Ada suatu kemajuan dalam keempat tindakan kasih karunia ilahi. Melengkapi memimpin kepada meneguhan, meneguhkan memimpin kepada menguatkan, dan menguatkan memimpin kepada mengokohkan dalam Allah sumber segala kasih karunia—Allah Tritunggal dalam dispensi-Nya sebagai fondasi kokoh. Pertama-tama Allah melengkapi kita. Melalui penderitaan dari penganiayaan kita dilengkapi. Kemudian setelah melengkapi kita, Allah meneguhkan kita, ketika kita diteguhkan, kita tidak lagi berkelana, dan kita tidak lagi mudah berubah. Setelah Allah meneguhkan kita, Ia menguatkan kita, dan pada akhirnya mengokohkan diri-Nya sendiri sebagai Allah Tritunggal.

Roma 16:25 memberi tahu kita bahwa menurut Injil dan pemberitaan Tuhan Yesus Kristus, sesuai dengan pernyataan rahasia yang didiamkan berabad-abad lamanya itulah Allah yang berkuasa meneguhkan kita. Ini mengindikasikan bahwa peneguhan Allah atas diri kita adalah perkara besar. Ini adalah menurut Injil yang diberitakan oleh Kristus sesuai dengan pernyataan rahasia yang didiamkan selama berabad-abad lamanya. Efesus 3:16 adalah penguatan Allah terhadap kaum beriman, "Aku berdoa supaya Ia menurut kekayaan kemuliaan-Nya, menguatkan (dengan kekuatan) dan meneguhkan kamu oleh Roh-Nya di dalam batinmu."

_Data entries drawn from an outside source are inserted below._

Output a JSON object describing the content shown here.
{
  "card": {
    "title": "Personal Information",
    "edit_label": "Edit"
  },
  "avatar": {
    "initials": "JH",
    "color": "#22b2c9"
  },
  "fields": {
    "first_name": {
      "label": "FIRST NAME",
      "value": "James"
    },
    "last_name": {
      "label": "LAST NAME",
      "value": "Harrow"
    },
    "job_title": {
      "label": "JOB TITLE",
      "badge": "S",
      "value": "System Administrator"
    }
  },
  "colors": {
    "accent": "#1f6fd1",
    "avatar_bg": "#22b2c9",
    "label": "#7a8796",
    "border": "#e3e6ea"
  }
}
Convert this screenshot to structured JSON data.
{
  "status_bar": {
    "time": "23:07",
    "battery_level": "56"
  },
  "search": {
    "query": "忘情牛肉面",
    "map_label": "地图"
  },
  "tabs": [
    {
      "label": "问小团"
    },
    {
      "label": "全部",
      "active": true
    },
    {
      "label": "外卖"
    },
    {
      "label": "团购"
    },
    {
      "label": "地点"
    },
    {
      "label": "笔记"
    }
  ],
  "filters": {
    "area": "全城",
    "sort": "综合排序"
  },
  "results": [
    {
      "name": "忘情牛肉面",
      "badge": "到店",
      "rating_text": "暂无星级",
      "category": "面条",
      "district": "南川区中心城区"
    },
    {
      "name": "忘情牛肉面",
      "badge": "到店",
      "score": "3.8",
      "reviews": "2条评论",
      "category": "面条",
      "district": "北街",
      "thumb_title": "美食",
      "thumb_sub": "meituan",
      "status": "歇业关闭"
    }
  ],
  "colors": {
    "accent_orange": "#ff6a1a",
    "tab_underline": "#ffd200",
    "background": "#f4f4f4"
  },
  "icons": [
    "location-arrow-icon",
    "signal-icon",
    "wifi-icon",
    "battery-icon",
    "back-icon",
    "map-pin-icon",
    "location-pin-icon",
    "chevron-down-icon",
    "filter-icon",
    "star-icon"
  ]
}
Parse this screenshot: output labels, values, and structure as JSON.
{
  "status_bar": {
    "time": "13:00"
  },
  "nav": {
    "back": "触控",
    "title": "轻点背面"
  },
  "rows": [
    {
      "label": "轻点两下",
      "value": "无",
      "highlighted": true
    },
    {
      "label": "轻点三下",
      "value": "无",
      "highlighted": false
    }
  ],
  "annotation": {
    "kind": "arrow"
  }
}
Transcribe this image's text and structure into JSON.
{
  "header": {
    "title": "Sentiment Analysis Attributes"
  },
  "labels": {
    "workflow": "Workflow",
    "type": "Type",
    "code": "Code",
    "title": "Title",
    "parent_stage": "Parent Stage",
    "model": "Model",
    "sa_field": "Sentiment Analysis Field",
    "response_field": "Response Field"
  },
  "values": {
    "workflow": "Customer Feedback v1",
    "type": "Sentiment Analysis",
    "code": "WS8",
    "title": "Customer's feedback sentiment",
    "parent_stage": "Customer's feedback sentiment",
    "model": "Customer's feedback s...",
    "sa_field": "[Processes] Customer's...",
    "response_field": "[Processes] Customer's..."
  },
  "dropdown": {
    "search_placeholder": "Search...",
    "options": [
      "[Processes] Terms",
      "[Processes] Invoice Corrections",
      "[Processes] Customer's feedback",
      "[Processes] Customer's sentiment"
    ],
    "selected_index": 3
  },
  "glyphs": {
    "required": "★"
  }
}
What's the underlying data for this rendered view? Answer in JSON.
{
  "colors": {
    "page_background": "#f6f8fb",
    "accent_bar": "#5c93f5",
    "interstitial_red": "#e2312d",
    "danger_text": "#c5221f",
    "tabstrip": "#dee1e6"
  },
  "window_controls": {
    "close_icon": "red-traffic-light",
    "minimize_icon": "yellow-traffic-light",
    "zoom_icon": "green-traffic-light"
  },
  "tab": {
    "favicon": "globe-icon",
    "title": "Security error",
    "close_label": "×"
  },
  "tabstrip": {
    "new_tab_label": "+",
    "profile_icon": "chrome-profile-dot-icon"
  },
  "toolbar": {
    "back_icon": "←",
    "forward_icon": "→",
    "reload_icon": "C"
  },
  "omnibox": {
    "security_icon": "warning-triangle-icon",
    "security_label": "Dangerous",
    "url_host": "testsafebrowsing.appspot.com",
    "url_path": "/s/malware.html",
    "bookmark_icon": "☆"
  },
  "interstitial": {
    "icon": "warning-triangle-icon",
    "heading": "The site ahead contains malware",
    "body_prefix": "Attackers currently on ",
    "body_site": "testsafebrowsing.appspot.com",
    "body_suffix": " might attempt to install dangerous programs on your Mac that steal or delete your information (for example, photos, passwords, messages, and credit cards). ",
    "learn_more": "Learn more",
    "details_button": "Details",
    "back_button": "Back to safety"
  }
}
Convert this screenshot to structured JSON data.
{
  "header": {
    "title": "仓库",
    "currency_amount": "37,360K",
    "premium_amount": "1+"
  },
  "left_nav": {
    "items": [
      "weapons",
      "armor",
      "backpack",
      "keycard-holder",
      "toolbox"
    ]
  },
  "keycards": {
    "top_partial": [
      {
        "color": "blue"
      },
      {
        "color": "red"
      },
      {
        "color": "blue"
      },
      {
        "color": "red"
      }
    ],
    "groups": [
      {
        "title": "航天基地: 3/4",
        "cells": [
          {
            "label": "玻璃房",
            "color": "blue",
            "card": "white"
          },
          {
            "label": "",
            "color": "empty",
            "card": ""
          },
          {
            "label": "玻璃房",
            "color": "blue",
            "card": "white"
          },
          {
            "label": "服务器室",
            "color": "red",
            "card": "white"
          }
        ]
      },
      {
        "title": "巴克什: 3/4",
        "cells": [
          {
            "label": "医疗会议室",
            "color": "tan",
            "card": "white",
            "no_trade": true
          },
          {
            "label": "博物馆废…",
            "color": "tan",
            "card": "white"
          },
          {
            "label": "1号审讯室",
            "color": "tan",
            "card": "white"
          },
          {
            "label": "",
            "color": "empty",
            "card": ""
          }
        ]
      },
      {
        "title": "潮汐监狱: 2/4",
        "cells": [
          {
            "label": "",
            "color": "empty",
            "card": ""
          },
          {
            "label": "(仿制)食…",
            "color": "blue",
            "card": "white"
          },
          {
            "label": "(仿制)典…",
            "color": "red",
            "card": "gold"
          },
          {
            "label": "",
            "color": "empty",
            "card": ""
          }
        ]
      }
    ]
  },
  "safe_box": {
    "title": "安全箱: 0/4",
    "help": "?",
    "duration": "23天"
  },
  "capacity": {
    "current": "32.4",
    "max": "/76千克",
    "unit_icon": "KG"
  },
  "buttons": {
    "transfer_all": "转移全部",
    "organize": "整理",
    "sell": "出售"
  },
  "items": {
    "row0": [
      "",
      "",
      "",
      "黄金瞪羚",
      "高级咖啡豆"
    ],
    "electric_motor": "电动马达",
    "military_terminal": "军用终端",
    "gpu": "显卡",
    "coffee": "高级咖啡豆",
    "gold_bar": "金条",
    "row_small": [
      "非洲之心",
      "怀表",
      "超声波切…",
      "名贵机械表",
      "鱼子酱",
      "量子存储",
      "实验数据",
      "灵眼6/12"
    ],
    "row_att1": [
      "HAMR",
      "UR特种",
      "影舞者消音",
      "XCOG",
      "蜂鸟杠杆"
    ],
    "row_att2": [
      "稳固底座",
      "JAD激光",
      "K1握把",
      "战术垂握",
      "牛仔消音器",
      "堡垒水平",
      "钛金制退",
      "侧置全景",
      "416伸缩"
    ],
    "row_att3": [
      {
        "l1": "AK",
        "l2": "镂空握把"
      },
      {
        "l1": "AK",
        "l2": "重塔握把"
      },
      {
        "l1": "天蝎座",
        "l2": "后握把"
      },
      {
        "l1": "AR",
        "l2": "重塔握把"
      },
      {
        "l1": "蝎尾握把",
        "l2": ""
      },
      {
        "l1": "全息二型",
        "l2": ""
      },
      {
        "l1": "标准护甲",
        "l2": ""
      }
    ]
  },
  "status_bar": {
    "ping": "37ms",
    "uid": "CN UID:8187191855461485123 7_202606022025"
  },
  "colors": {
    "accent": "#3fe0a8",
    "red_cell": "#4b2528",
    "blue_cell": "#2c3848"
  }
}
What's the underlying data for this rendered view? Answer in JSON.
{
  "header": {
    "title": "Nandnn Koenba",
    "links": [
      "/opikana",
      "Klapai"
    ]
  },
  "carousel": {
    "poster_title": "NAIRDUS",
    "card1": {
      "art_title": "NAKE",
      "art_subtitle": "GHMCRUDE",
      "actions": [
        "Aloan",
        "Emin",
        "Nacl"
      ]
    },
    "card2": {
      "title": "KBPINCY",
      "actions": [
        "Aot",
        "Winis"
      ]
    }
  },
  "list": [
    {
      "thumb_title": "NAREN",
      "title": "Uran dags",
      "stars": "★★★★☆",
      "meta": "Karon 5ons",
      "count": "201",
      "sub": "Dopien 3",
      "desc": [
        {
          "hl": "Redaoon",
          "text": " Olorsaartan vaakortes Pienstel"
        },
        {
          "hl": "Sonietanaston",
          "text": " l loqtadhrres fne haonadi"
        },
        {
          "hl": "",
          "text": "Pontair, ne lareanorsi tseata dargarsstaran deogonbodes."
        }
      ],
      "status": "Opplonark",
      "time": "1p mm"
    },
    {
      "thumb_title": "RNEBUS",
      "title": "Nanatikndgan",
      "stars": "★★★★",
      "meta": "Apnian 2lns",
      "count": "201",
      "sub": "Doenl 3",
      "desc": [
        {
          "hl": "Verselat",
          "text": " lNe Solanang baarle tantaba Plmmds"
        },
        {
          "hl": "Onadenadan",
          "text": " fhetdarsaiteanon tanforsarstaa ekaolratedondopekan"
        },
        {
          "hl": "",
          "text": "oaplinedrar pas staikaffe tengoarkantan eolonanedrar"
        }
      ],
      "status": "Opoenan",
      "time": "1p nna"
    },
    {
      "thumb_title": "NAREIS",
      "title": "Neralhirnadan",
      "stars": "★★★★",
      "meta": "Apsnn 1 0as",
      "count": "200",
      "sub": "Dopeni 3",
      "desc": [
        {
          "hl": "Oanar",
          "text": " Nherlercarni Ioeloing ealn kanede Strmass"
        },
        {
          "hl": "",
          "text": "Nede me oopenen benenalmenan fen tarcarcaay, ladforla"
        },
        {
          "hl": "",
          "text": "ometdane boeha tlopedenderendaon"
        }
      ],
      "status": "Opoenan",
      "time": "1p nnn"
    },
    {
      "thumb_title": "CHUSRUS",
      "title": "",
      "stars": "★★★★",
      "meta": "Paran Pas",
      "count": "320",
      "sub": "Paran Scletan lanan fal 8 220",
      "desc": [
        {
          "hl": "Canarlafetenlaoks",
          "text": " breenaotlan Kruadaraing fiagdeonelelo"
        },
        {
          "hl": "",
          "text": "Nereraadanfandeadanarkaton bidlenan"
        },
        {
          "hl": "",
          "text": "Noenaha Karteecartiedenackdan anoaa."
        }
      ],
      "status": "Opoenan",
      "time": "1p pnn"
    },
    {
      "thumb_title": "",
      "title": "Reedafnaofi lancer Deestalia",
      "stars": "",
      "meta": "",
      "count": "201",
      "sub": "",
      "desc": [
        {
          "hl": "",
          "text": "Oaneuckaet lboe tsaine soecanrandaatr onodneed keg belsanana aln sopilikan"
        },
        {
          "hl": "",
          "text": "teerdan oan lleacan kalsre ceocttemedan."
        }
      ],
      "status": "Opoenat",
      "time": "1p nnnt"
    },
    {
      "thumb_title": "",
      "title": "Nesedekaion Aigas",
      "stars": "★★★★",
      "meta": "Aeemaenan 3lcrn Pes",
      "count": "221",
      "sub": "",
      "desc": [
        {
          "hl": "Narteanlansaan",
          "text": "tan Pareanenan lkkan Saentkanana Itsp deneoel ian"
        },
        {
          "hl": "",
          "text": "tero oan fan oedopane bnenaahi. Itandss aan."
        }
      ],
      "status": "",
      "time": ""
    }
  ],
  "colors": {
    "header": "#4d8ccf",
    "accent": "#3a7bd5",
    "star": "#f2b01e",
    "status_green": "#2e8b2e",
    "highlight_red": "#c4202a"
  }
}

Kata "menguatkan" dimodifikasi dengan empat frase: "Menurut kekayaan kemuliaan-Nya," "dengan kekuatan," "oleh Roh-Nya" dan "di dalam batinmu." Pertama-tama kita dikuatkan menurut kekayaan kemuliaan Bapa, kemudian kita dikuatkan dengan kekuatan, kekuatan kebangkitan yang disebutkan dalam Efesus 1:19-20. Selanjutnya, Bapa menguatkan kita melalui Roh yang menghuni. Ini tidak berarti bahwa Roh itu tidak menyertai kita, atau Roh itu akan turun dari surga untuk menguatkan kita. Penguatan Roh itu telah menyertai kita sejak Allah melahirkan kita kembali. Sekarang Ia tetap berada di dalam kita. Melalui Roh yang menghuni Bapa menguatkan kita dari dalam. Menurut ayat 16, kita dikuatkan ke dalam insan batin. Insan batin adalah roh kelahiran kembali kita yang memiliki hayat Allah sebagai hayatnya. Roh kita itulah yang dilahirkan kembali oleh Roh Allah (Yoh. 3:6), di huni oleh Roh Allah (Rm. 8:11, 16), dan dibaurkan dengan Roh Allah (1 Kor. 6:17). Untuk mengalami Kristus sampai kepada seluruh kepenuhan Allah, kita perlu dikuatkan oleh Allah ke dalam insan batin.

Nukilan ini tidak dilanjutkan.